Baxter

Baxter (Sometimes we Need a Little Shelter)

I do not know why but today I am compelled to write about a dog who made a particular impact on my life. Baxter wasn’t my dog. He arrived the first day of class and immediately said, “Don’t worry, I’m just a very shy German Shepherd.” Understood. And so I guided him to the hiding spot I provided for all shy dogs, a blue card table in the corner of the training room. Bob and Stephanie, his loving and very capable family, accompanied Baxter with open minds and realistic expectations. And as I tell all the folks in my classes, “You are the ones here to learn”, just in case people think it is only about the dog. The plan was to encourage Baxter to remain in his comfort zone (i.e. under the table) for however long it took, to participate when he was ready, and for his family to absorb the training exercises and tidbits of information on canine behavior.

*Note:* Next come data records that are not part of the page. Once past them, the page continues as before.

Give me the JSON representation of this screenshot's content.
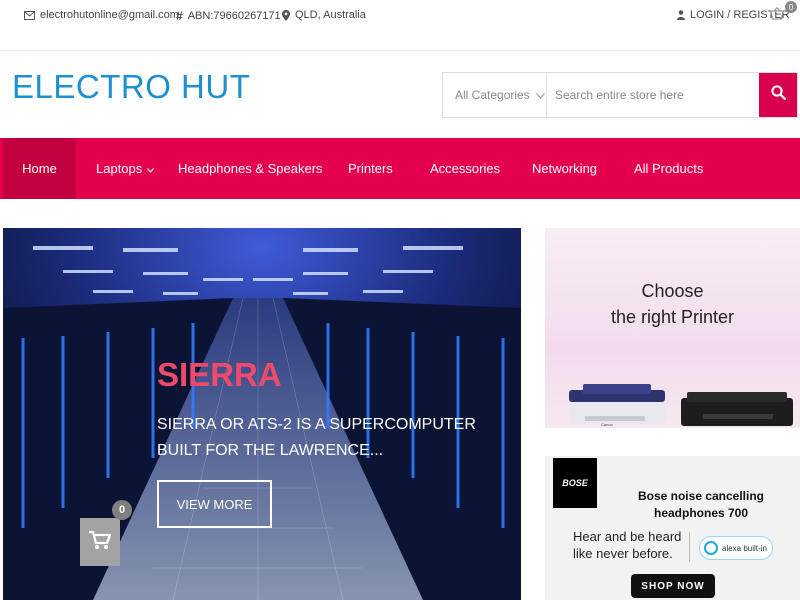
{
  "topbar": {
    "email": "electrohutonline@gmail.com",
    "abn": "ABN:79660267171",
    "location": "QLD, Australia",
    "login_register": "LOGIN / REGISTER",
    "cart_count": "0"
  },
  "header": {
    "logo_text": "ELECTRO HUT",
    "category_select": "All Categories",
    "search_placeholder": "Search entire store here"
  },
  "nav": {
    "items": [
      {
        "label": "Home",
        "active": true
      },
      {
        "label": "Laptops",
        "has_dropdown": true
      },
      {
        "label": "Headphones & Speakers"
      },
      {
        "label": "Printers"
      },
      {
        "label": "Accessories"
      },
      {
        "label": "Networking"
      },
      {
        "label": "All Products"
      }
    ]
  },
  "slider": {
    "title": "SIERRA",
    "description": "SIERRA OR ATS-2 IS A SUPERCOMPUTER BUILT FOR THE LAWRENCE...",
    "button_label": "VIEW MORE",
    "cart_count": "0"
  },
  "banner_printer": {
    "heading_line1": "Choose",
    "heading_line2": "the right Printer",
    "brand_label": "Canon"
  },
  "banner_bose": {
    "logo": "BOSE",
    "title": "Bose noise cancelling headphones 700",
    "tagline": "Hear and be heard like never before.",
    "badge": "alexa built-in",
    "button_label": "SHOP NOW"
  },
  "colors": {
    "accent": "#e5004f",
    "accent_dark": "#c3003f",
    "logo": "#1e90cf",
    "slide_title": "#ee4a6a"
  }
}
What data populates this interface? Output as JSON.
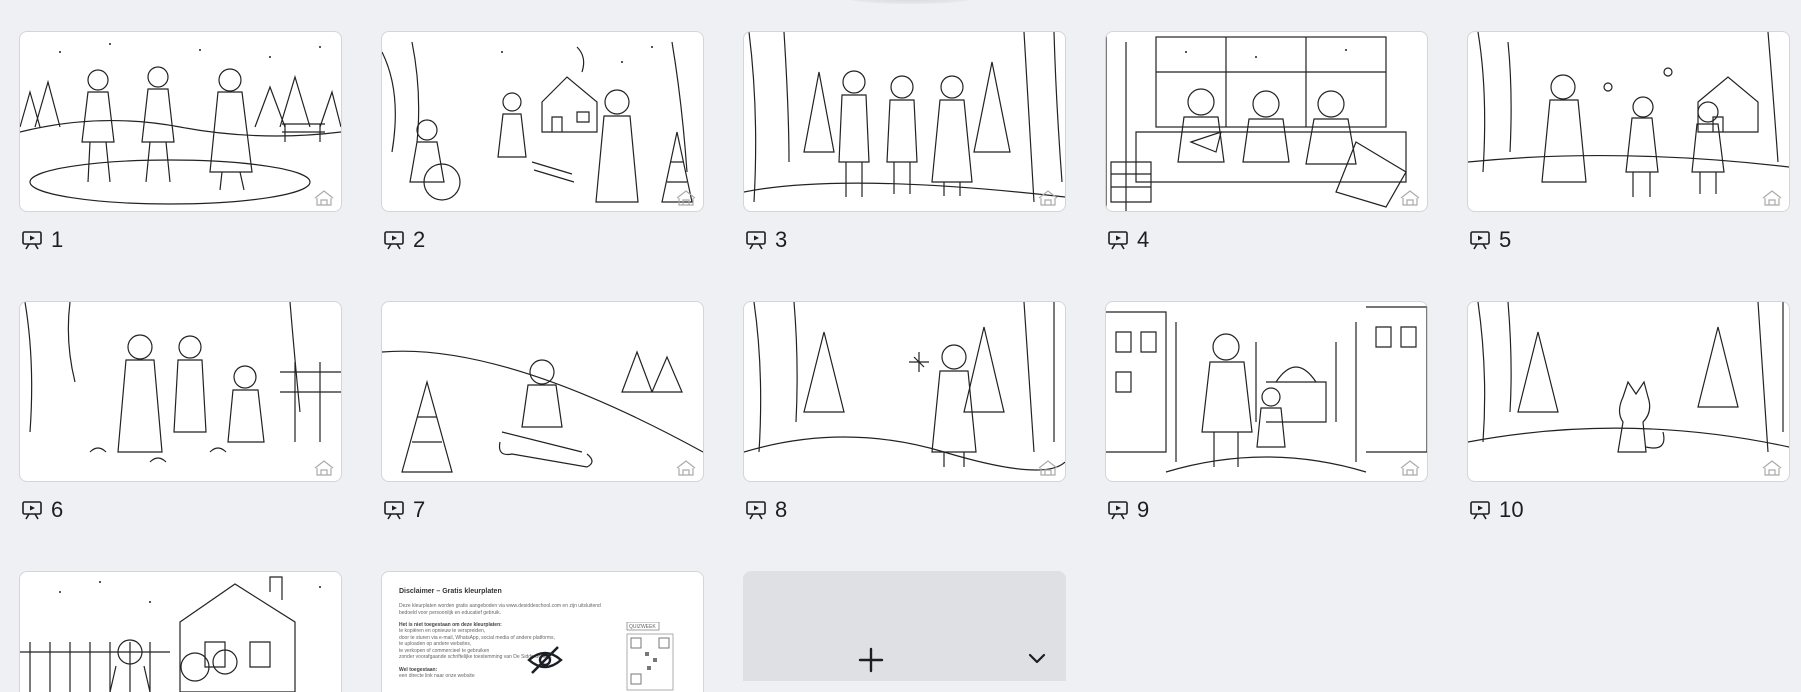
{
  "slides": [
    {
      "number": "1",
      "scene": "ice-skating"
    },
    {
      "number": "2",
      "scene": "snowman-sled-house"
    },
    {
      "number": "3",
      "scene": "forest-walk"
    },
    {
      "number": "4",
      "scene": "reading-indoors"
    },
    {
      "number": "5",
      "scene": "snowball-fight"
    },
    {
      "number": "6",
      "scene": "feeding-birds"
    },
    {
      "number": "7",
      "scene": "sledding-hill"
    },
    {
      "number": "8",
      "scene": "snowflake-path"
    },
    {
      "number": "9",
      "scene": "city-mosque"
    },
    {
      "number": "10",
      "scene": "fox-in-forest"
    }
  ],
  "partial_slides": [
    {
      "scene": "house-snowman"
    },
    {
      "scene": "disclaimer",
      "hidden": true
    }
  ],
  "disclaimer": {
    "title": "Disclaimer – Gratis kleurplaten",
    "intro_line_1": "Deze kleurplaten worden gratis aangeboden via www.desiddeschool.com en zijn uitsluitend",
    "intro_line_2": "bedoeld voor persoonlijk en educatief gebruik.",
    "heading_not_allowed": "Het is niet toegestaan om deze kleurplaten:",
    "bullet_1": "te kopiëren en opnieuw te verspreiden,",
    "bullet_2": "door te sturen via e-mail, WhatsApp, social media of andere platforms,",
    "bullet_3": "te uploaden op andere websites,",
    "bullet_4": "te verkopen of commercieel te gebruiken",
    "bullet_5": "zonder voorafgaande schriftelijke toestemming van De Sidde School.",
    "heading_allowed": "Wel toegestaan:",
    "allowed_1": "een directe link naar onze website",
    "qr_label": "QUIZWEEK"
  },
  "add_tile": {
    "plus_icon": "plus-icon",
    "chevron_icon": "chevron-down-icon"
  },
  "colors": {
    "background": "#eff0f3",
    "thumb_border": "#d3d5db",
    "add_tile": "#dfe0e4",
    "text": "#1b1e24"
  }
}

For the most part my career has been shaped as much by the dogs themselves, they taught me not to rush, to be patient – and for this the primary credit goes to my Westie family – nothing will teach you patience in training more than a terrier! Or a hound…credit to my Greyhound, Brighton, too!

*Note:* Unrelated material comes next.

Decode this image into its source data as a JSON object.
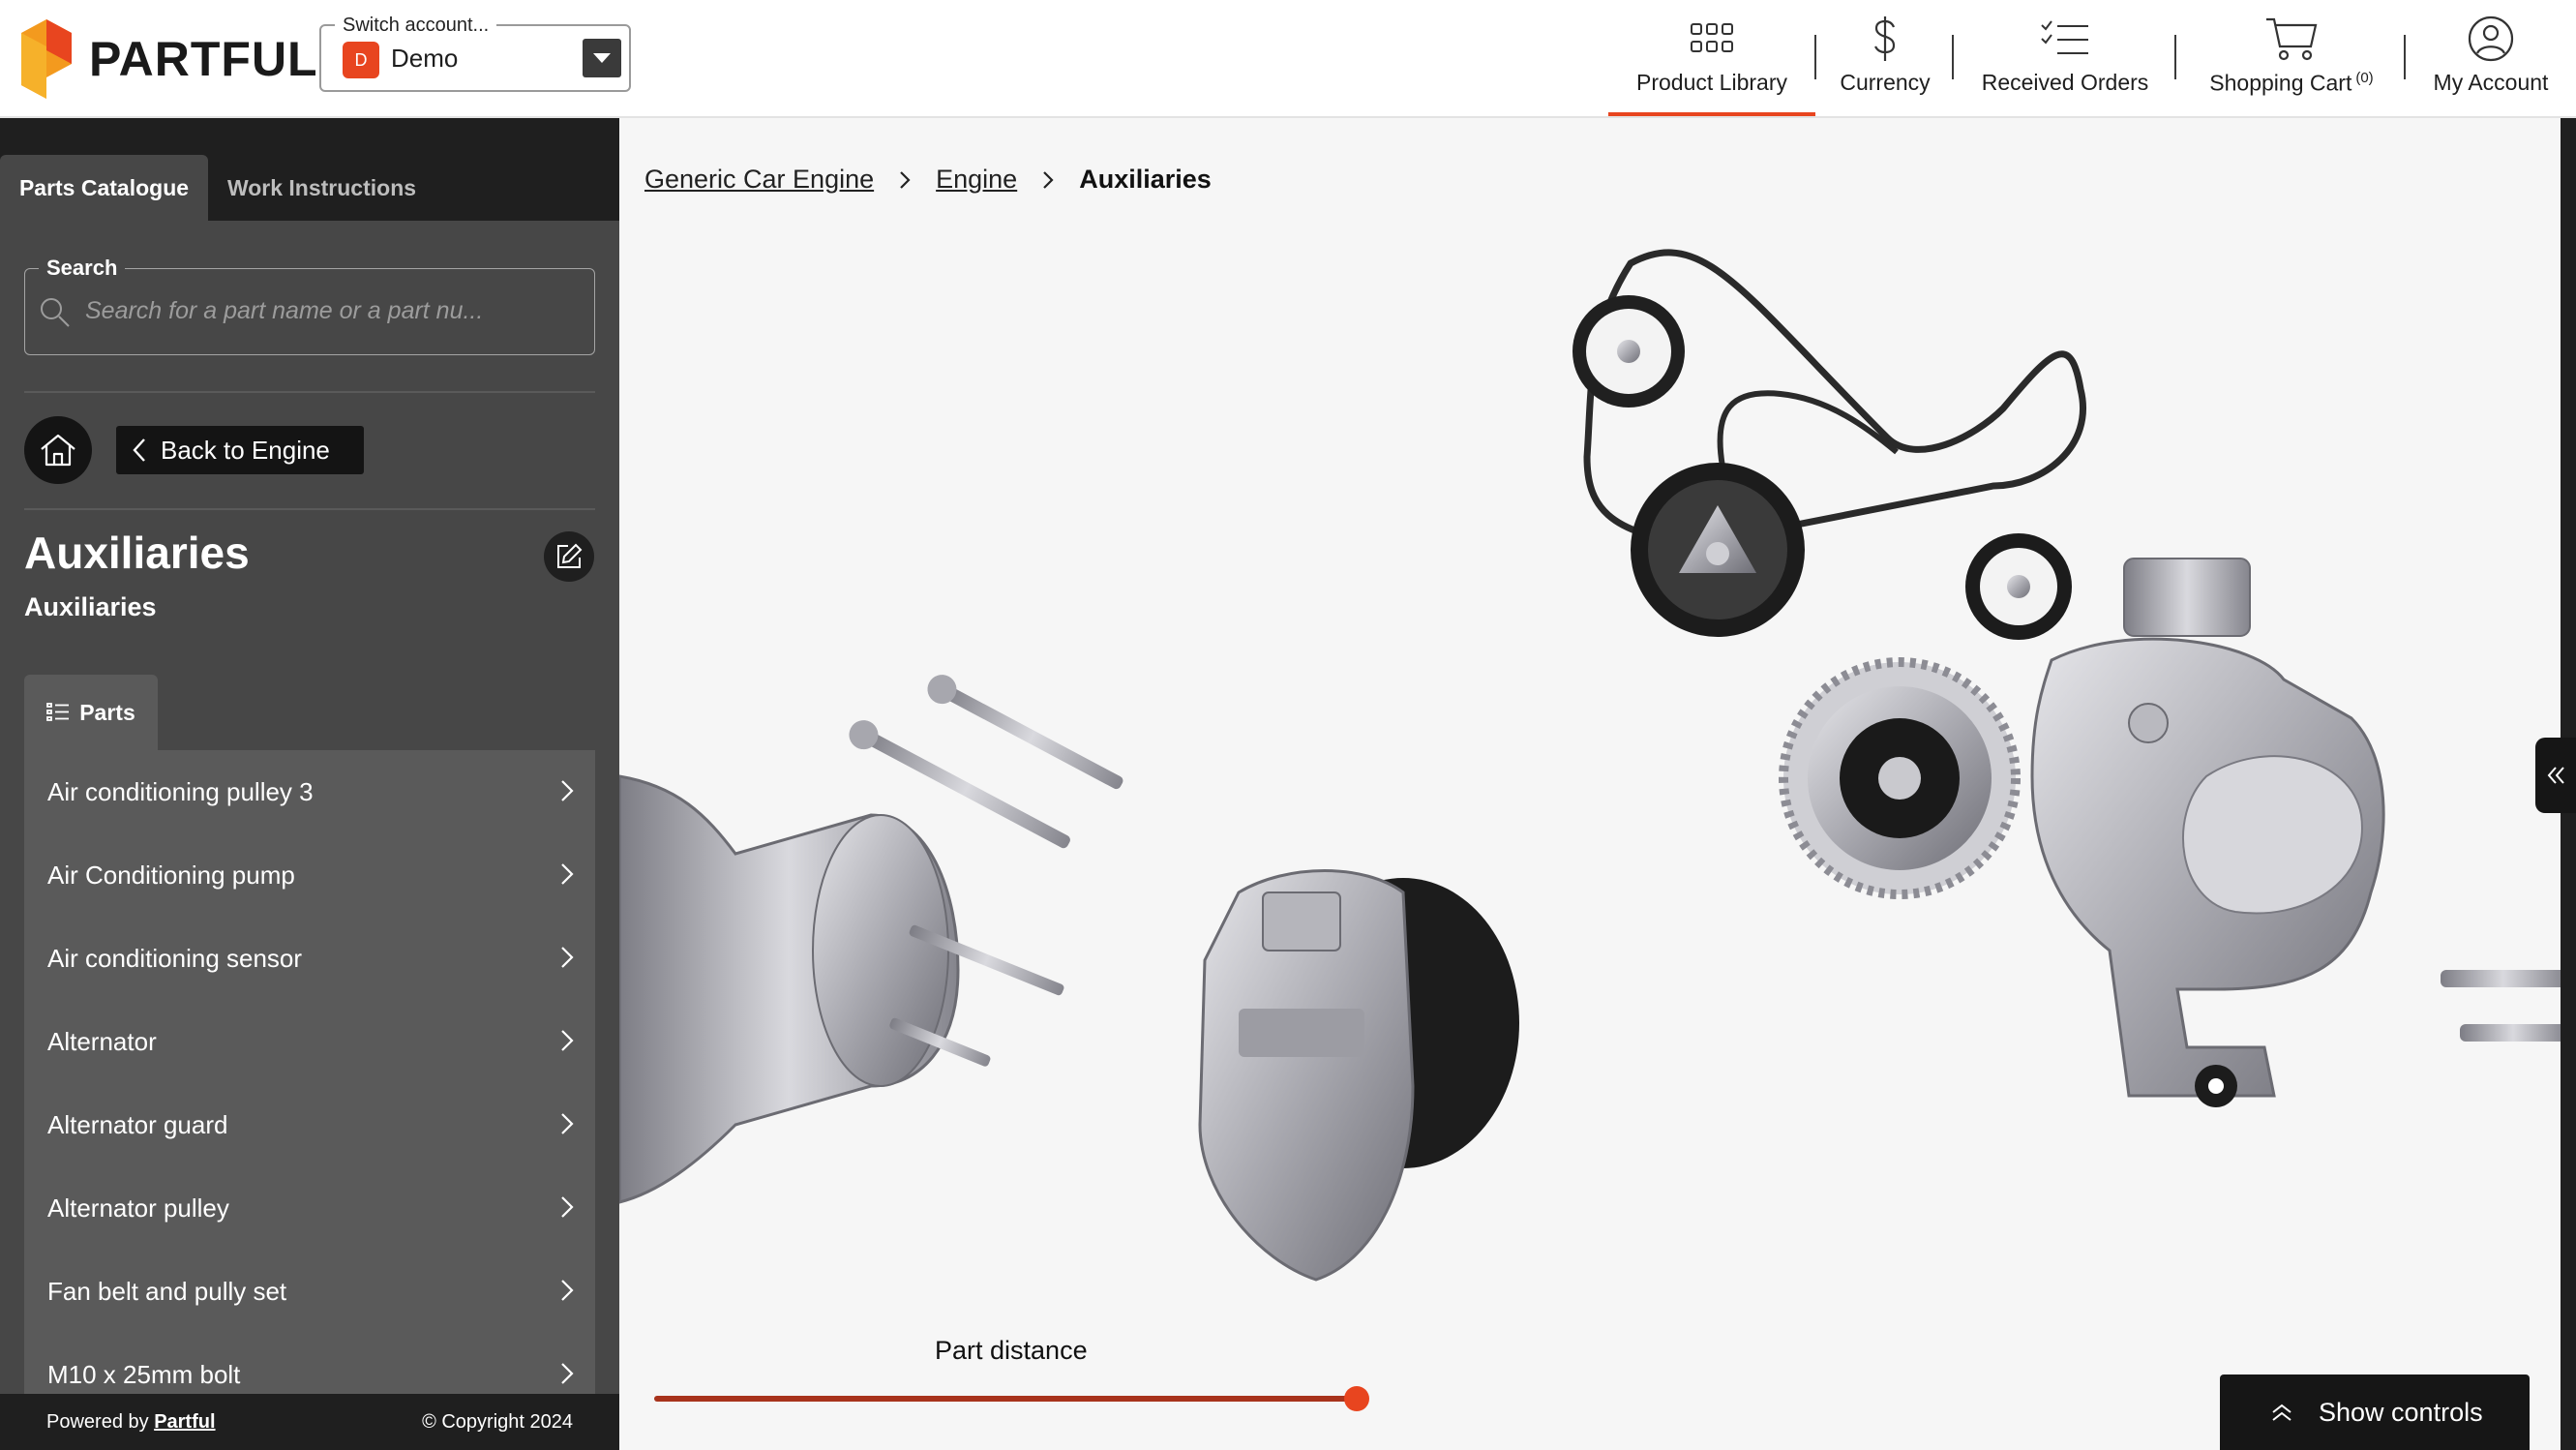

The whole class knew the little blue table in the corner was Baxter’s spot, and for a few weeks Baxter would slink into the training room, go straight up under the table, and observe. When it came time to do the exercises he would come out, do it, and retreat to his safe spot. This was a beautiful working arrangement for Baxter because it was pressure free – I never engaged with him I just left him alone, he performed the skills for his folks without fail, and we moved on with life. Then one evening I went around the room doing a simple exercise for success, offered the dogs a treat, turned to resume the lesson and was struck by an initial feeling of doom. There Bob and Stephanie stood with a look of utter shock on their faces. What had I done??? When I asked what was wrong they joyfully exclaimed, “Jane, Baxter came out for you to give him the treat!” It hadn’t even dawned on me! To this day that moment still brings tears to my eyes – and it remains one of the most important moments in my training history. It may not mean much to some, but for the four of us it was a turning point. From that day on Baxter remained out, participated with the class, went on to achieve his Canine Good Citizen, we played tracking games, pet therapy practice, anything and everything I could offer to keep him involved, and to no one’s surprise, Baxter blossomed. He has been gone a while now but he will always have a place in my heart, a big ol’ German Shepherd sized place in my heart. Until I moved my business location that little blue table remained as a refuge for all shy dogs, and I made sure everyone understood the importance of Baxter’s Table. Today must have been special to Baxter for a reason, and so I say, “Thank you sweet boy, you are never forgotten!”